Pros and cons: leasing or hire purchase?
It has been the first decent year for farming in quite some time. Many farmers will be thinking of replacing machinery and asking themselves whether to go the leasing or hire-purchase route.
Both have advantages and disadvantages, depending on what the predicted income stream will be. For the purposes of this example, we'll look at a new tractor costing €78,000. We'll assume the farmer is registered for VAT. Let's say that he/she will be trading in an existing tractor that was paid for through a lease.
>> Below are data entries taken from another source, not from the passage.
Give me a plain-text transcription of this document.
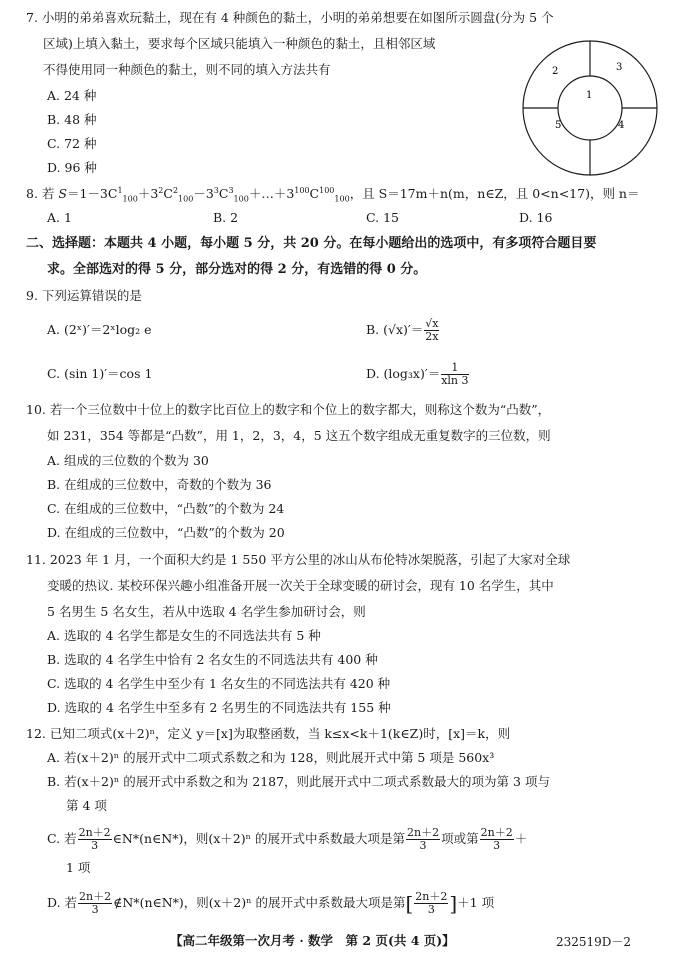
7. 小明的弟弟喜欢玩黏土，现在有 4 种颜色的黏土，小明的弟弟想要在如图所示圆盘(分为 5 个
区域)上填入黏土，要求每个区域只能填入一种颜色的黏土，且相邻区域
不得使用同一种颜色的黏土，则不同的填入方法共有
A. 24 种
B. 48 种
C. 72 种
D. 96 种
1
2	3
4
5
8. 若 $S=1-3C^1_{100}+3^2C^2_{100}-3^3C^3_{100}+\dots+3^{100}C^{100}_{100}$，且 S＝17m＋n(m，n∈Z，且 0<n<17)，则 n＝
A. 1	B. 2	C. 15	D. 16
二、选择题：本题共 4 小题，每小题 5 分，共 20 分。在每小题给出的选项中，有多项符合题目要
求。全部选对的得 5 分，部分选对的得 2 分，有选错的得 0 分。
9. 下列运算错误的是
A. (2ˣ)′＝2ˣlog₂ e	B. $(√x)'= \frac{√x}{2x}$
C. (sin 1)′＝cos 1	D. $(\log_3x)'= \frac{1}{xln 3}$
10. 若一个三位数中十位上的数字比百位上的数字和个位上的数字都大，则称这个数为“凸数”，
如 231，354 等都是“凸数”，用 1，2，3，4，5 这五个数字组成无重复数字的三位数，则
A. 组成的三位数的个数为 30
B. 在组成的三位数中，奇数的个数为 36
C. 在组成的三位数中，“凸数”的个数为 24
D. 在组成的三位数中，“凸数”的个数为 20
11. 2023 年 1 月，一个面积大约是 1 550 平方公里的冰山从布伦特冰架脱落，引起了大家对全球
变暖的热议. 某校环保兴趣小组准备开展一次关于全球变暖的研讨会，现有 10 名学生，其中
5 名男生 5 名女生，若从中选取 4 名学生参加研讨会，则
A. 选取的 4 名学生都是女生的不同选法共有 5 种
B. 选取的 4 名学生中恰有 2 名女生的不同选法共有 400 种
C. 选取的 4 名学生中至少有 1 名女生的不同选法共有 420 种
D. 选取的 4 名学生中至多有 2 名男生的不同选法共有 155 种
12. 已知二项式(x＋2)ⁿ，定义 y＝[x]为取整函数，当 k≤x<k＋1(k∈Z)时，[x]＝k，则
A. 若(x＋2)ⁿ 的展开式中二项式系数之和为 128，则此展开式中第 5 项是 560x³
B. 若(x＋2)ⁿ 的展开式中系数之和为 2187，则此展开式中二项式系数最大的项为第 3 项与
第 4 项
C. 若 $\frac{2n+2}{3}$ ∈N*(n∈N*)，则(x＋2)ⁿ 的展开式中系数最大项是第 $\frac{2n+2}{3}$ 项或第 $\frac{2n+2}{3}$ ＋
1 项
D. 若 $\frac{2n+2}{3}$ ∉N*(n∈N*)，则(x＋2)ⁿ 的展开式中系数最大项是第[ $\frac{2n+2}{3} ]+1$ 项
【高二年级第一次月考 · 数学　第 2 页(共 4 页)】	232519D－2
It's worth is €22,000.
A. VAT: If you lease a new tractor, you will recover the VAT over the periods for which the lease payments are made. This is OK if you're not stuck for cash, but make sure you don't plan for any VAT windfall.
You must also account for the VAT on the trade-in, but the €4,620 (€22,000 X 21pc) due here will be cancelled out by a VAT invoice for the trade-in provided by the lease company. In other words, this part of the transaction will be VAT neutral.
B. Income tax: The trade-in value of the old tractor (€22,000) will be allowed as an initial lease payment. In effect, it is spread out over the period of the lease. This is good for your wallet, since all the lease payments (including the initial lease payment) are tax deductible. In this case, the farmer has just reduced his taxable profit by €22,000 over the (say) four-year period of the lease.
But you get nothing for nothing from the Revenue. It gets its pound of flesh out of the value of that trade-in up front by classing it as income. This throws up a hefty tax bill, which many forget to factor in when doing the sums on a new lease. Depending on what the farmer's income is, the €22,000 could be liable for levies and taxes at 55pc.